December 3, 2022
Ithaca, NY | 48°F


Ithaca College senior hopes to change the fashion industry

Ithaca College senior Gabby Jorio is using her passions for art history and fashion to revolutionize the fashion industry and society’s definition of beauty.

As a journalism and art history double major, Jorio’s GPA qualified her to be a member of the Lambda Pi Eta National Communications Honor Society. She said her professor elected her to be the vice president and asked her to speak at the honors ceremony in Spring 2015. She no longer serves on the executive board, as the position is renewed each year, she said.

One of Jorio’s professors, Matt Mokegwu, associate professor and chair of the journalism department, said she is a conscientious student who offers “invaluable contributions” during class. While he does not choose the members of the National Communications Honor Society, he said he can understand why she was chosen.

“One thing that makes her stand out is her willingness to learn,” Mogekwu said. “I recognize her as a student who is not ashamed to accept that she doesn’t know, because she wants to know.”

She also spoke at the 2015 Art History Senior Symposium as part of her exhibition seminar with Jennifer Jolly, associate professor and chair of the art history department. The class curated a show in the Handwerker Gallery called “As They Saw It: The Easby’s Collection of Pre-Columbian Art,” featuring objects collected by art scholars Dudley and Elizabeth Easby in the mid-20th century. In preparation for the curation, Jolly said, she invited artist J. Morgan Pewitt to host a workshop to help the students plan the show. Pewitt encouraged the class to come up with games that would prompt ideas and inspiration, Jolly said.

Jorio said she set up a game that required the students to use the objects in the collection as place settings on an imaginary kitchen table. This carried over into the final exhibit, which portrayed the objects as a representation of the Easby’s home. Jolly said this project showed Jorio’s creative talents.

“She was absolutely game to throw herself into another totally different school of thought and a totally different way of approaching objects, and that was really exciting,” Jolly said.

Two things Jorio said influenced her love for art were her father, who works as a painter, and a trip she took with him to Spain. When she was a sophomore in high school, she visited the Prado Museum in Madrid, where she saw Diego Velázquez’s “Las Meninas.” This painting made her fall in love with art, she said.

“I was so in awe,” she said. “I was like, ‘I need to study this. This is beautiful.’”

After graduation, Jorio will intern at the Andrew Kreps Gallery in New York City. She said she plans to attend graduate school in Paris to study fashion and eventually become a style editor at a magazine. Fashion has always been a big part of her life, she said.

Despite developing an eating disorder from the pressures of the fashion industry, Jorio still plans to enter the industry as a style editor, hoping to combat negative stereotypes about women.

Jorio said she developed anorexia nervosa at age 18 after a few meetings with a modeling agency, during which she was told to lose weight. The agency scouted her at age 15, then asked her to come back at age 16 so she could travel overseas. When she hadn’t returned by age 17, she grew guilty of her decision and started dieting.
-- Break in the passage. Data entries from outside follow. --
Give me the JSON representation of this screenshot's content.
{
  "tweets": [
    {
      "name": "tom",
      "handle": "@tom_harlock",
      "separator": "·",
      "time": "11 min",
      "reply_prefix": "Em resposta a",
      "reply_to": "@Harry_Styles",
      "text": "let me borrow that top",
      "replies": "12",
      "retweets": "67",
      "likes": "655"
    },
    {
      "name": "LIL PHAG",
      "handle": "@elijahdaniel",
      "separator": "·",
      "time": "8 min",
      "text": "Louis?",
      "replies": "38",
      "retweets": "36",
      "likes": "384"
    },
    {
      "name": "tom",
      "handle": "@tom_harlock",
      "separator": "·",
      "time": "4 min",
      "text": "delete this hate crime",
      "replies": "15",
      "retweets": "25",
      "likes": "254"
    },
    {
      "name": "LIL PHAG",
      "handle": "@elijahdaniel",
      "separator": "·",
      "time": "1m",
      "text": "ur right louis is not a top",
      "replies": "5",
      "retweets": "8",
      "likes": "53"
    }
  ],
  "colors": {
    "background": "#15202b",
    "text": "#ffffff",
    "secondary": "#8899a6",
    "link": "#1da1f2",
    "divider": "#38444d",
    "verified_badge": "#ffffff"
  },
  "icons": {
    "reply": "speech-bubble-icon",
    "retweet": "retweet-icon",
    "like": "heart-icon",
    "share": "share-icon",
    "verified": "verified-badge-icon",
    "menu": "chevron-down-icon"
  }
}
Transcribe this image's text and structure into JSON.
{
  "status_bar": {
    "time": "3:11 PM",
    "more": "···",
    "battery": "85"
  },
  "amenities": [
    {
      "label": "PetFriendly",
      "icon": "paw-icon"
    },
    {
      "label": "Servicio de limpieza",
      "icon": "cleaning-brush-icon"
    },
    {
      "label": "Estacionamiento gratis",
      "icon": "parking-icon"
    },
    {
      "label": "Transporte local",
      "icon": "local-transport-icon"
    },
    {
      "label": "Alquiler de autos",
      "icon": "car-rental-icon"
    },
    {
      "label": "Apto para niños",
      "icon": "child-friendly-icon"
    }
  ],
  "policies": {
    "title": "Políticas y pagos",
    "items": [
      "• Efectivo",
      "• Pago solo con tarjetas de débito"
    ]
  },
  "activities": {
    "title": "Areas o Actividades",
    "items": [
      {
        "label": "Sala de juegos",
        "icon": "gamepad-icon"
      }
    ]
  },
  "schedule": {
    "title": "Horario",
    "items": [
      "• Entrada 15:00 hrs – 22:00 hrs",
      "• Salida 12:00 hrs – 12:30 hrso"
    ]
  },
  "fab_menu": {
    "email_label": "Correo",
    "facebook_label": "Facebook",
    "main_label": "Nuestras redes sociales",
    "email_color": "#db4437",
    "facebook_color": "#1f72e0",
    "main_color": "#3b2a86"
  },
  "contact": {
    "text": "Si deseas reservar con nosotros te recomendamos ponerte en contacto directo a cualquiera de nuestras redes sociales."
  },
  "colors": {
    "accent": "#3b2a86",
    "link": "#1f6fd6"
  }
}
When she was 18, she began therapy to combat the disorder, but after little success with the therapist, decided to try getting better on her own, she said. She turned to yoga, which focuses on respecting the body, stopped weighing herself and has been healthy ever since, she said.

“It definitely made me really strong,” she said. “The thing about eating disorders is it’s a mental disorder, and they don’t really go away. It’s just something that’s always going to be in you. I have to be really careful about dieting and weighing myself. I never weigh myself because I don’t want to get back into the habit.”

At first, Jorio said, she debated ditching her fashion career because of the negative experience she had with modeling, but she said she realized she can make more of a difference as part of the industry while still pursuing her passion.

“I want to be a spokesperson for women who don’t have the ideal body,” she said. “I think that there needs to be a lot more people like that because I don’t think people have the confidence or the courage to speak up against the fashion industry. It’s easy to write about it on blogs and stuff like that, but it’s one thing to be in the industry and talk about it.”

Kyla Ohayon, Jorio’s hometown best friend since age 3, said Jorio has grown from her struggle with anorexia and that it has made her into a driven, persistent person.

“She’s been able to do a lot internally and with herself, which shows her strength in being able to overcome these hard things that she’s had and without even reaching out to other people,” she said.